Monde

Wade Michael Page, le tueur néonazi du temple sikh jouait dans un groupe de «hatecore»

Jean-Laurent Cassely, mis à jour le 08.08.2012 à 11 h 49

Album de Definite Hate sur le site du label Antipathy records

Album de Definite Hate sur le site du label Antipathy records

Wade Michael Page, l’ancien militaire de 40 ans abattu par la police après avoir tué six personnes et en avoir blessé trois autres dans un temple sikh près de Milwaukee (Wisconsin) dimanche 5 août, était membre de la scène musicale liée aux «hammerskins», le principal mouvement néonazi américain —un nom qui fait référence au marteau («hammer»), symbole faciste utilisé dans le film The Wall inspiré de l’album du même nom de Pink Floyd.

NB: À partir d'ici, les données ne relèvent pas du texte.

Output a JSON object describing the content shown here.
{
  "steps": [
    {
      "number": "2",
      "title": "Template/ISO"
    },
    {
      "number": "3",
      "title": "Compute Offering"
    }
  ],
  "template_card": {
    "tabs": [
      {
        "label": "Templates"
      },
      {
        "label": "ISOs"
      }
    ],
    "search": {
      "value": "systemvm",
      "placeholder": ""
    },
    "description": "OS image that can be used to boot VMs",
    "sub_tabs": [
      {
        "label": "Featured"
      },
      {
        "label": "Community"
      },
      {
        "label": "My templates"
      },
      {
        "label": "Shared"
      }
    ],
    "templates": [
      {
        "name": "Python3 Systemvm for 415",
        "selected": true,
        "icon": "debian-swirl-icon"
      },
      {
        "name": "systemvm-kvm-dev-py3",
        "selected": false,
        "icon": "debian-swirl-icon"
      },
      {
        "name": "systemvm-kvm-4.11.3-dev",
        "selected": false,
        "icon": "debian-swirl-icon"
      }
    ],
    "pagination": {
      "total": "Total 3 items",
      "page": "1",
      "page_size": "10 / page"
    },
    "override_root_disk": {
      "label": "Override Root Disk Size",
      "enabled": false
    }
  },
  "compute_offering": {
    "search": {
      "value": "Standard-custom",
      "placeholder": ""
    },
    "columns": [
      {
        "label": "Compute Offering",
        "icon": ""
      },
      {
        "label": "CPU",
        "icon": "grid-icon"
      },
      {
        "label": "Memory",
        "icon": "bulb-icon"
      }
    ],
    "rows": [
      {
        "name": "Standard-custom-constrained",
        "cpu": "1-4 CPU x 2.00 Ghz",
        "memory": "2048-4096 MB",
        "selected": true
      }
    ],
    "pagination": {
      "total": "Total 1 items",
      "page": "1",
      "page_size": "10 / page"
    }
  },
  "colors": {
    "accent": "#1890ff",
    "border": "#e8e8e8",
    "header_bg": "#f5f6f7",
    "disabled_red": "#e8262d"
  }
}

Ces informations ont été révélées par le Southern Poverty Law Center, un organisme qui étudie les mouvements suprémacistes et racistes américains. Joueur de guitare et de basse, Page était membre de deux groupes, End Apathy et Definite Hate, apparentés au genre surnommé «hatecore» pour les incitations de ses paroles à la haine raciale, écrit le New York Times. Ces deux groupes avaient joué en 2011 lors de la Saint-Patrick dans le cadre d’une réunion de suprémacistes, les Confederate Hammerskins, poursuit le journal.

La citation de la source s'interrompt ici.